Mitarbeiter von Boehringer Ingelheim können sich auf eine Woche bezahlten Sonderurlaub freuen. Foto: Boehringer Ingelheim/Peter Ginter

Der Pharmakonzern Boehringer Ingelheim, der allein am Forschungsstandort Biberach fast 6400 Mitarbeiter hat, schenkt allen Beschäftigten weltweit eine Woche bezahlten Sonderurlaub und belohnt damit deren Einsatz in Corona-Zeiten.

Biberach - Mit einer Woche Sonderurlaub will Boehringer Ingelheim den außergewöhnlichen Einsatz seiner Mitarbeiter unter Pandemiebedingungen würdigen. Alle weltweit 51 000 Mitarbeiter bekommen zum Jahreswechsel eine Woche bezahlten Extraurlaub geschenkt – vom 24. Dezember bis 4. Januar.

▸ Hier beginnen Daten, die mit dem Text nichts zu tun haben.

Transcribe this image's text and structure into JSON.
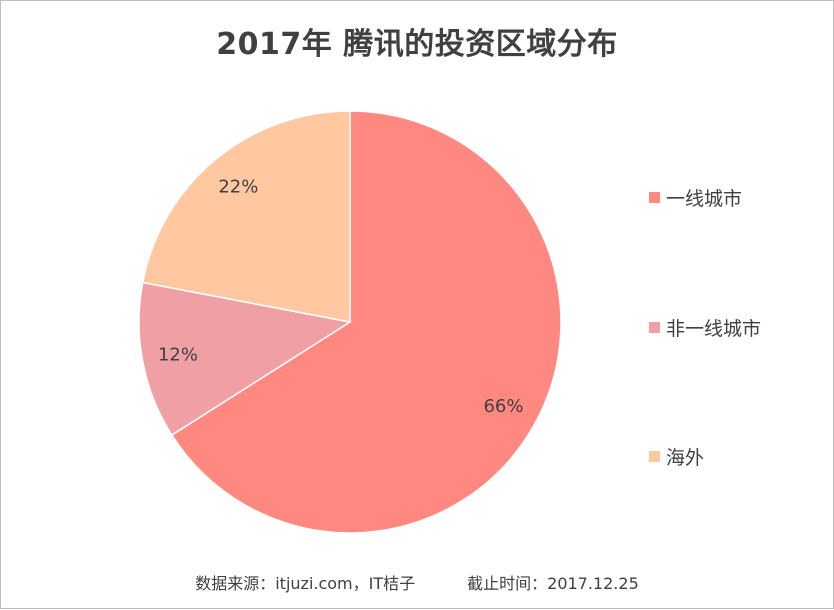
{
  "chart_data": {
    "type": "pie",
    "title": "2017年 腾讯的投资区域分布",
    "categories": [
      "一线城市",
      "非一线城市",
      "海外"
    ],
    "values": [
      66,
      12,
      22
    ],
    "value_labels": [
      "66%",
      "12%",
      "22%"
    ],
    "colors": [
      "#ff8880",
      "#f0a0a5",
      "#ffc8a0"
    ],
    "start_angle_deg": 0,
    "direction": "clockwise",
    "legend_position": "right"
  },
  "footer": {
    "source": "数据来源：itjuzi.com，IT桔子",
    "cutoff": "截止时间：2017.12.25"
  }
}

Abschalten und Energie tanken

„Die Corona-Pandemie hat massive Auswirkungen aufs Arbeits- und Privatleben gehabt und viel Energie gekostet“, begründete ein Unternehmenssprecher. Man sei sich der Auswirkungen bewusst, die dies auf das Wohlbefinden der Beschäftigen haben könne. „In der freien Woche sollen alle gemeinsam abschalten und Energie tanken, denn das nächste Jahr wird auch herausfordernd“, sagte der Sprecher weiter.

In Biberach an der Riß, wo Boehringer Ingelheim seinen weltweit größten Forschungsstandort hat, kommen rund 6400 Mitarbeiter in den Genuss des Sonderurlaubs.

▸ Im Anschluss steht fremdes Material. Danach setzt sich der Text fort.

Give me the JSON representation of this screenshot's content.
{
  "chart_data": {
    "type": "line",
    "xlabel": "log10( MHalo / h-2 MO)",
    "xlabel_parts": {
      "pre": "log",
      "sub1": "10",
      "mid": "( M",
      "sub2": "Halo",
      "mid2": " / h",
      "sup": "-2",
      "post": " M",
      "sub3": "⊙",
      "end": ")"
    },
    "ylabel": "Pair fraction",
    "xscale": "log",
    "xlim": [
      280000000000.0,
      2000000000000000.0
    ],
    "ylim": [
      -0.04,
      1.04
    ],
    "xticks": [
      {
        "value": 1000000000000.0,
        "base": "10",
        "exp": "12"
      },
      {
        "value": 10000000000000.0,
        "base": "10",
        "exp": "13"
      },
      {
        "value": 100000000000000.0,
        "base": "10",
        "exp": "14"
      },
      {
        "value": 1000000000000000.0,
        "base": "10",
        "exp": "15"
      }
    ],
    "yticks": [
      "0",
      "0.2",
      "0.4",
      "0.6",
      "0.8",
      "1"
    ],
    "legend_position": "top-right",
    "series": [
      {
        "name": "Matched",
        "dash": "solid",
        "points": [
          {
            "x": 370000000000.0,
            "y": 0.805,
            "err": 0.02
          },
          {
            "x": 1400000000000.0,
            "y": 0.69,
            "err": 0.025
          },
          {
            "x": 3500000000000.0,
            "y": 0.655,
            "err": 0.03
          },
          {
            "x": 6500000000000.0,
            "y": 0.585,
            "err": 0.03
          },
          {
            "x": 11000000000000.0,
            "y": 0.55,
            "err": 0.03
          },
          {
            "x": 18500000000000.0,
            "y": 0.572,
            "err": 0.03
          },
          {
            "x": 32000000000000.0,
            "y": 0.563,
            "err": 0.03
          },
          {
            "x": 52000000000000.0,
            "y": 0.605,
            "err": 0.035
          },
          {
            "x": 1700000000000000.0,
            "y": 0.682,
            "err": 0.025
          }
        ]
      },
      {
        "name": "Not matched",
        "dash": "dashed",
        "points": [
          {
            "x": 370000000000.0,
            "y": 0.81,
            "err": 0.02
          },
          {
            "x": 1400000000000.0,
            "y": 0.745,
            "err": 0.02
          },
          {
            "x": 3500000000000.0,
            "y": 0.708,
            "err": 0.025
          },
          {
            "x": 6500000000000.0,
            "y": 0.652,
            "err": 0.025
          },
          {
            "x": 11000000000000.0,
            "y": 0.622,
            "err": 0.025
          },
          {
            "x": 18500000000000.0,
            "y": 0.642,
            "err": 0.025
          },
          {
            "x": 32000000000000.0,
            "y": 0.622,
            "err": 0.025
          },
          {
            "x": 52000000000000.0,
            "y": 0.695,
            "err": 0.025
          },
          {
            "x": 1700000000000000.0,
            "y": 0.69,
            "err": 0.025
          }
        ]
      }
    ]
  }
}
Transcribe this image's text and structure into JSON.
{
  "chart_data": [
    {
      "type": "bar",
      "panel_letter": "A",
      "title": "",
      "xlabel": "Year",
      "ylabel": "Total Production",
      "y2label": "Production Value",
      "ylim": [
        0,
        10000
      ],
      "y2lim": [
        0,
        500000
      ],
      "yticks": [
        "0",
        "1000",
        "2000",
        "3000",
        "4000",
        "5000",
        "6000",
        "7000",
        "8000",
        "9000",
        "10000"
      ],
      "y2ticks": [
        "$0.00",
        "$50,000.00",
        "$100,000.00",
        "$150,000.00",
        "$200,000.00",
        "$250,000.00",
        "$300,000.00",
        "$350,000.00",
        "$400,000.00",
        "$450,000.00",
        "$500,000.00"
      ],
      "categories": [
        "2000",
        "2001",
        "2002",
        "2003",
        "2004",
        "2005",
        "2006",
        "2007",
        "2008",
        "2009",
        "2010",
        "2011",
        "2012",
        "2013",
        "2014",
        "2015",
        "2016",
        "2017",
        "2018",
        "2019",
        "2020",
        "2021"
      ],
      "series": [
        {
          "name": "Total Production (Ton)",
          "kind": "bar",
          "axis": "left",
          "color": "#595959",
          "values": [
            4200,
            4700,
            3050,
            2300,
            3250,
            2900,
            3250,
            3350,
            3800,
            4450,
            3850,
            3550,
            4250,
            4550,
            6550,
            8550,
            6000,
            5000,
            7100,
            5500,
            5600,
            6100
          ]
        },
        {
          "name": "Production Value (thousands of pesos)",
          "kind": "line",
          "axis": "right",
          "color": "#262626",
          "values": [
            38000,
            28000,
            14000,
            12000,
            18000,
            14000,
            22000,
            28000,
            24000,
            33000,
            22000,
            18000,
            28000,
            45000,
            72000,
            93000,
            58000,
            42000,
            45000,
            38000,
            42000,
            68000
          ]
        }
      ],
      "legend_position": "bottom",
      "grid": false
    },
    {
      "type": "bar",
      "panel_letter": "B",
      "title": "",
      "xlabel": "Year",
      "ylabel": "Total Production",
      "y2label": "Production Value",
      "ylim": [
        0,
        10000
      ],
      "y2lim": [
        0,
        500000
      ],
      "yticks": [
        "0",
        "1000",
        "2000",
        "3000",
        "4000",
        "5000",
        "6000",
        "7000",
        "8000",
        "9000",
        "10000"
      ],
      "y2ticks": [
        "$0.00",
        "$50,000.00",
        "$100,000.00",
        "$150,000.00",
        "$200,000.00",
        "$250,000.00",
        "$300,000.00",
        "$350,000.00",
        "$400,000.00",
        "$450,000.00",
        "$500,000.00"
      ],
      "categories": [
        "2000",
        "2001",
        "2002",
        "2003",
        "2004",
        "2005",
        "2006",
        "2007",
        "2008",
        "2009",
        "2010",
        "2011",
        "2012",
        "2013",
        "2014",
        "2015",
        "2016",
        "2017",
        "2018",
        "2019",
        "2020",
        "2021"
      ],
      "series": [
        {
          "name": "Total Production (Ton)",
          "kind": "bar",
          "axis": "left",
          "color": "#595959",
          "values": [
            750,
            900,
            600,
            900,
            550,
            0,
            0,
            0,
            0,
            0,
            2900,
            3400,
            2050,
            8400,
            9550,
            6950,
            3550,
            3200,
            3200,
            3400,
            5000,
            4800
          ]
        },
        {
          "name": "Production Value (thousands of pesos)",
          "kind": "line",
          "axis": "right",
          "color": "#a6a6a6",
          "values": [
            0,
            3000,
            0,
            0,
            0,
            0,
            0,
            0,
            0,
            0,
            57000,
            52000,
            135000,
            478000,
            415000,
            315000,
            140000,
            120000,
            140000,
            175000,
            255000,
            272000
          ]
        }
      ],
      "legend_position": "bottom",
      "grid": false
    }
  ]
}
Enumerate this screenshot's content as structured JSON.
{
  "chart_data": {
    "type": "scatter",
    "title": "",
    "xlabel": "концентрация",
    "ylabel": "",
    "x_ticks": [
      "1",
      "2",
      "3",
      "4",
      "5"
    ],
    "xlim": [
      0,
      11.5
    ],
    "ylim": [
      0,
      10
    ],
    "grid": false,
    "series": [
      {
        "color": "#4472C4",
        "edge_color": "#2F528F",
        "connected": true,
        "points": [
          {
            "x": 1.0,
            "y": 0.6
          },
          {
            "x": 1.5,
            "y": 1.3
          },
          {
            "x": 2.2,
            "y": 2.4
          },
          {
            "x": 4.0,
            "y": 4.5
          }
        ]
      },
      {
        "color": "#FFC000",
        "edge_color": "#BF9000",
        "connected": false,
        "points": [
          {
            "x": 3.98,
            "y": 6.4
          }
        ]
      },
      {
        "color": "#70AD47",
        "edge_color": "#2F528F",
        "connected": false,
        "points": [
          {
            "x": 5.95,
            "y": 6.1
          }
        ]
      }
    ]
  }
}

Egal ob in Forschung und Entwicklung, Produktion, Medizin, Verwaltung oder beispielsweise der Instandhaltung – allen Mitarbeiter würde eine Woche Sonderurlaub geschenkt, so der Sprecher. Um allerdings die Versorgung von Patienten mit Arzneimitteln und andere Dienstleistungen aufrecht zu erhalten, gebe es einzelne Ausnahmen. Will heißen, dass manche Mitarbeiter die geschenkte Urlaubswoche erst Anfang des Jahres nehmen könnten.

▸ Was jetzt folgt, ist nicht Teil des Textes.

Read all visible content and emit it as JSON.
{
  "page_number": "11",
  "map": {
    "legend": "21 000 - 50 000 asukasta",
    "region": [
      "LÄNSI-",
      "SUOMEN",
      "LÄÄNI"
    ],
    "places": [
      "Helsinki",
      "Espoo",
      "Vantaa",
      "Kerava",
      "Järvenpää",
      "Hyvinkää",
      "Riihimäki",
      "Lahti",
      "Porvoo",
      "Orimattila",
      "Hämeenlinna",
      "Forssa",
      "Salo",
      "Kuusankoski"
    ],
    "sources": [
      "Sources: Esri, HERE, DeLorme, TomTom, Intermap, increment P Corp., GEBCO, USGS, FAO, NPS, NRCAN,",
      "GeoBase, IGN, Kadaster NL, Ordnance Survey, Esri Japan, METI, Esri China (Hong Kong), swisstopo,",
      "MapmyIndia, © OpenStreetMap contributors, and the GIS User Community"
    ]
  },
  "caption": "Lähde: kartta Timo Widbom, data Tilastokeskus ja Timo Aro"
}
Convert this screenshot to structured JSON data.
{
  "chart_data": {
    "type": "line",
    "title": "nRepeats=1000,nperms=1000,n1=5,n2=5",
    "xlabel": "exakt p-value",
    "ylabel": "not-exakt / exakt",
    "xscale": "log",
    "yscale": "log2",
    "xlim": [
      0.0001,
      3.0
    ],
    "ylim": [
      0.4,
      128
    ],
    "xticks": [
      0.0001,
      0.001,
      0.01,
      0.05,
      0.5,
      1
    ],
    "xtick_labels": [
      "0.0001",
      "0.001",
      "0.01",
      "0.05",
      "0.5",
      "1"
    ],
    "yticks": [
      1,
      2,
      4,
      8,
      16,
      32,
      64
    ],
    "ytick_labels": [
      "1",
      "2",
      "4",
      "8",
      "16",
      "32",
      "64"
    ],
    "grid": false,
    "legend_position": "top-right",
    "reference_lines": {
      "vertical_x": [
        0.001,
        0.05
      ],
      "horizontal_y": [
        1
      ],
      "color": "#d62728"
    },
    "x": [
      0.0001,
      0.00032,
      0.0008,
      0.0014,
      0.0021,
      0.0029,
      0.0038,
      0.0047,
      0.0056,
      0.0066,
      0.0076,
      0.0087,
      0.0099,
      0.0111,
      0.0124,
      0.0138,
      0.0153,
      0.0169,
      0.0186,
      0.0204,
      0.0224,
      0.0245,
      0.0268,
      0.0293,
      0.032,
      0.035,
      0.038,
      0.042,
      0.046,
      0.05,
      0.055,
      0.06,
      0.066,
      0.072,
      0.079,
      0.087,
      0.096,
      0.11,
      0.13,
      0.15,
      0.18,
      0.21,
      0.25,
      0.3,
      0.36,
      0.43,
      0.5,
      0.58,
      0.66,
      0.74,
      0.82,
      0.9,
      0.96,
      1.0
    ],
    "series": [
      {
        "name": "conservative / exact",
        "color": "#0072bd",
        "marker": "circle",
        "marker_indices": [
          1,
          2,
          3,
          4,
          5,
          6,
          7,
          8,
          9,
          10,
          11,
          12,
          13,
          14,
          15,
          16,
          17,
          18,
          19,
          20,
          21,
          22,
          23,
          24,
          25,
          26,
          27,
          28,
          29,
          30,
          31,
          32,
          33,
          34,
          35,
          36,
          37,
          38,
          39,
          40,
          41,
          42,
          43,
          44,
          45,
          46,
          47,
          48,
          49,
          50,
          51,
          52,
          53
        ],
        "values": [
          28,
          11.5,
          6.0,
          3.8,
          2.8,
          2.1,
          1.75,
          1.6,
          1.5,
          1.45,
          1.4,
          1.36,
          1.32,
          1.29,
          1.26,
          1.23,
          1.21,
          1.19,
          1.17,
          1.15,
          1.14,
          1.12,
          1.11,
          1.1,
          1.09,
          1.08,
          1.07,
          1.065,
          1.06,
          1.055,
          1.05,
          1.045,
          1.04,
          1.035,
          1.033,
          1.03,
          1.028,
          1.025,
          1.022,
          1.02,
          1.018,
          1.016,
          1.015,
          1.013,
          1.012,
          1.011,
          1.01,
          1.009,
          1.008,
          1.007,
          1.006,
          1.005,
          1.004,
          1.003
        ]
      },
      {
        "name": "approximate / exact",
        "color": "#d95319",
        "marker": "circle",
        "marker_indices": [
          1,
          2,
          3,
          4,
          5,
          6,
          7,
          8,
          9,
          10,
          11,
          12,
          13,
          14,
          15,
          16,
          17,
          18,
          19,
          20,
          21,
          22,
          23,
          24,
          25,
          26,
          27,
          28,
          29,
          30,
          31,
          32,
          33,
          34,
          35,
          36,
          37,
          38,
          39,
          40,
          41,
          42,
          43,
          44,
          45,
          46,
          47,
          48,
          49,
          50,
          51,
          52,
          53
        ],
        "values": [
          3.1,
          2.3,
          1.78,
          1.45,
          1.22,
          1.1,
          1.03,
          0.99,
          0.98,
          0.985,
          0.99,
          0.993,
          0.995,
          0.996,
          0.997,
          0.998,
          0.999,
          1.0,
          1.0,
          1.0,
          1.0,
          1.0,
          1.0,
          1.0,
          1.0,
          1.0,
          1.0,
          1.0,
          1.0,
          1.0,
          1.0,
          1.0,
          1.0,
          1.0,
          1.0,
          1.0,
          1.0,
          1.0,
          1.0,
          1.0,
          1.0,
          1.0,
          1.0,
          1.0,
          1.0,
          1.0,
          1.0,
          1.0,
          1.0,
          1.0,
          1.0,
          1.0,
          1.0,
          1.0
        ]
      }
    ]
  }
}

Medikamente und Therapien gegen Covid-19

Die Pandemie habe vielen Mitarbeitern viel abverlangt, erklärte der Sprecher. „Die Organisation hat sich sehr strecken müssen“, meinte er mit Blick auf Lieferketten, Sicherheits- und Hygienemaßnahmen oder etwa die Medikamentenentwicklung. Boehringer Ingelheim entwickelt zwar keinen Impfstoff, forscht aber an Medikamenten und Therapien gegen Covid-19.

Als Familienunternehmen achte man auch auf Befindlichkeiten, hieß es weiter. Dazu zähle auch, dass man das Engagement der Mitarbeiter würdige.

Bei seinen Führungskräften genießt das Pharmaunternehmen jedenfalls eine hohe Wertschätzung – nicht zuletzt auch wegen des guten Managements in der Corona-Krise. Diese Woche hat Boehringer Ingelheim vom Führungskräfteverband Chemie VAA den Deutschen Chemie-Preis bekommen. „Unsere Befindlichkeitsumfrage ist für die Vorstände der Chemie- und Pharmaunternehmen ein verlässlicher Stimmungsindikator ihrer Führungskräfte“, sagte VAA-Vorsitzender Rainer Nachtrab bei der Preisverleihung.

Vier Standorte in Deutschland

Boehringer Ingelheim mit Sitz im rheinland-pfälzischen Ingelheim machte 2019 knapp 19 Milliarden Euro Umsatz und hat vier Standorte in Deutschland – neben Ingelheim und Biberach sind dies noch Dortmund und Hannover. Mit fast 16 000 Mitarbeitern sind rund 30 Prozent der weltweiten Belegschaft im Inland beschäftigt.